15 Eylül 2012 Cumartesi

Nasıl Bir Dünyadayız Dostlar?!

HABERİNİZ VAR MI?

Bugün size böcek, çiçek tadında şeyler yazmayacağım, bugün size hayat şöyle güzel böyle şirin de demeyeceğim: biliyorum güzel, mutlu insanların fotoğraflarını veya kliplerini koy diyor bir çoğunuz ama ben bunları yapmayacağım. Derdim tıklanmak değil, okunmak, biraz daha düşündürmek. Hayatımızı karartan- karartmaya çalışanlar yüzünden geleceğimize daha sıkı ellerle sarılmamız için düşündürmek. (Şimdiden haddimi aşan bir söz yazarsam affola, hassaslaştım bu aralar.)

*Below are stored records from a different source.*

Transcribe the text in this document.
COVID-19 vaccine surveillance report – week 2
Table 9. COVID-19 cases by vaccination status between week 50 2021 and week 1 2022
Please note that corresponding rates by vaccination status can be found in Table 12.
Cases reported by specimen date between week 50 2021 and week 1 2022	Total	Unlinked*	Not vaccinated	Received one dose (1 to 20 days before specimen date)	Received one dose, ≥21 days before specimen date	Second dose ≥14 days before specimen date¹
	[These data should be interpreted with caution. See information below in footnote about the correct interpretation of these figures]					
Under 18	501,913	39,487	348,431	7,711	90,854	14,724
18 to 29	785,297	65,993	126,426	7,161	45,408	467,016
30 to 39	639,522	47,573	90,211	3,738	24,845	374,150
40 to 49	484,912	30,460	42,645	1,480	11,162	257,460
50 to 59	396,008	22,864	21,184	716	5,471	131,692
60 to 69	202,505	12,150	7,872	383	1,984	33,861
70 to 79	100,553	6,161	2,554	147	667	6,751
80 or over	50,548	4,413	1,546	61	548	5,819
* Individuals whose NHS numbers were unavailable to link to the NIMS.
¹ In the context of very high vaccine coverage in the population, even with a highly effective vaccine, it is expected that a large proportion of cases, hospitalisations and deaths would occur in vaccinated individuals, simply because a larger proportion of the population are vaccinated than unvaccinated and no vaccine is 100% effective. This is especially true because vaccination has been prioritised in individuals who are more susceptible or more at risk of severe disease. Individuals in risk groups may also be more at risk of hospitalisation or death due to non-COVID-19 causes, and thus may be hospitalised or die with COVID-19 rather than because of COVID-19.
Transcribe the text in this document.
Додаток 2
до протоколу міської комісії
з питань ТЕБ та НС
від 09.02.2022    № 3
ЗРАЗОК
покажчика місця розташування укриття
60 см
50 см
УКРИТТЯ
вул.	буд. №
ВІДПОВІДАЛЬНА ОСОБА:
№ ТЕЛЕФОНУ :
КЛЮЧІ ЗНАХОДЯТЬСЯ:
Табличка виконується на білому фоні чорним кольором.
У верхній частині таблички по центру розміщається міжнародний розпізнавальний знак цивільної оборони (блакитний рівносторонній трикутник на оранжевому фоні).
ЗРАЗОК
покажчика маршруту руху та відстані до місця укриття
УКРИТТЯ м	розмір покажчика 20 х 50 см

Uyumayalım diye...uyumayın diye yazıyorum bu haberleri!

Dün günler sonra yine gazete okuma gafletinde bulundum, bilenler bilir, ben gazeteyi elime alıp dokusunu hissetmeyi sevenlerdenim, satır satır okurum bir de, satır aralarını da yorumlamaya çalışırım. İnternetten okumayı pek sevmiyorum, yaban geliyor bana. Gazete okumak yerine günün öne çıkan başlıklarına bakıyorum bir süredir. Sinirlerim kaldırmıyor başka türlü!

Gazete mi beni okudu ben mi gazeteyi okudum, gazete mi canıma okudu bilemedim dün yine, haberlerden çizilen dünya içler acısıydı :((

- 4 çocuk babası -babalık noktası da kafamı karıştırdı; okuyunca anlarsınız devamını- kayınvalidesinin ördeğine sarkantılık etmiş, bahçedeki kümesteki ördeğe! Allahım ne günlere kaldık! Bu adına insan demek istemediğim canlı babalık yapacak psikolojik, manevi değerlere sahip olabilir mi merak ediyorum!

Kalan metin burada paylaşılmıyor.